JB: Do you have any opinion about why that happened? Why the incidence of pain pill addiction seemed to rise over the last seven to ten years?
KS: If there’s a reason for it….I think it’s generational. It’s passed down. It’s easy. You’ve got doctors giving the mother and the father painkillers for whatever reason, legitimate or not. It gets passed on…obviously there’s a genetic link for some kinds of addiction or alcoholism. I think you know what you’re getting there [meaning a prescription pill]. People addicted to opioid drugs have very few avenues to get quality heroin in those regions of the country. [Pain pills] are a sure bet. Patients say, “I know what I’m getting when I get that pill.”
JB: If you had the ear of policy makers in Washington D.C., what would you tell them?

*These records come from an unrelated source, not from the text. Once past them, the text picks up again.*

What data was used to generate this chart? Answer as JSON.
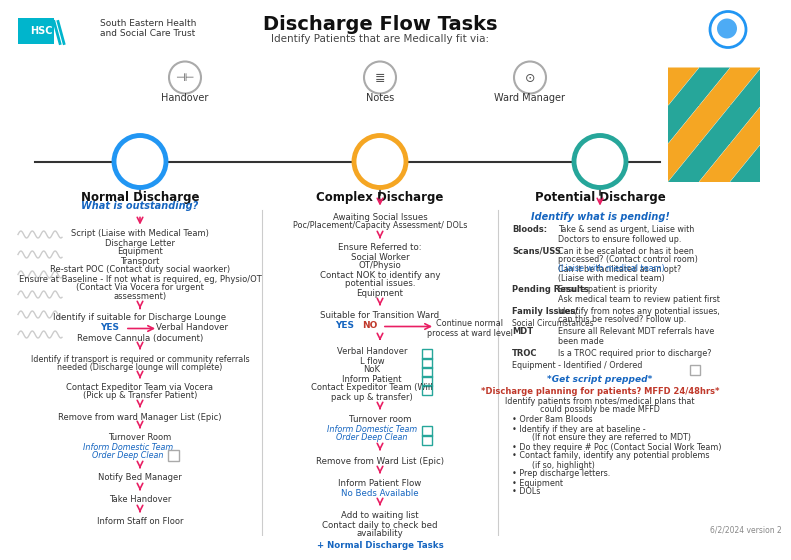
{
  "title": "Discharge Flow Tasks",
  "subtitle": "Identify Patients that are Medically fit via:",
  "bg_color": "#ffffff",
  "hsc_color": "#00b5cc",
  "blue_circle": "#2196F3",
  "gold_circle": "#F5A623",
  "teal_circle": "#26A69A",
  "link_blue": "#1565C0",
  "red_arrow": "#E91E63",
  "red_text": "#C0392B",
  "teal_dec": "#26A69A",
  "gold_dec": "#F5A623",
  "gray_line": "#888888",
  "dark_text": "#222222",
  "version": "6/2/2024 version 2",
  "top_labels": [
    "Handover",
    "Notes",
    "Ward Manager"
  ],
  "col_labels": [
    "Normal Discharge",
    "Complex Discharge",
    "Potential Discharge"
  ]
}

What would you like to see happen in the treatment field for opioid addiction?
KS: I’m going to refer back to what I said earlier. In methadone treatment, there should be some kind of review, as far as what needs to be documented. Obviously, there needs to be accurate documentation, but not to put methadone or opioid treatment into the same mental health arena for documentation requirements. Because you’re dealing with a different environment, a different population, and a different caseload.
JB: Would you like to see buprenorphine play a role [at the methadone clinic]?
KS: Yes, there’s a need for it. You’ve got such a stereotype against methadone facilities, that’s another avenue for people to be in treatment [meaning buprenorphine]….whether it’s administered in the methadone facility or [community] doctor-based, there’s a need for that.
This interview was with one of the many wonderful people I’ve had the honor of working with at methadone clinics. In my years of work in the medical field, I’ve never been surrounded by as many quality people, who had passion for their work, as I have in addiction medicine. I don’t know if I’ve been extremely lucky, or if all addiction treatment centers draw dedicated individuals to work within their systems. Many of these workers try hard to dispel the stigma and social isolation that addicts feel.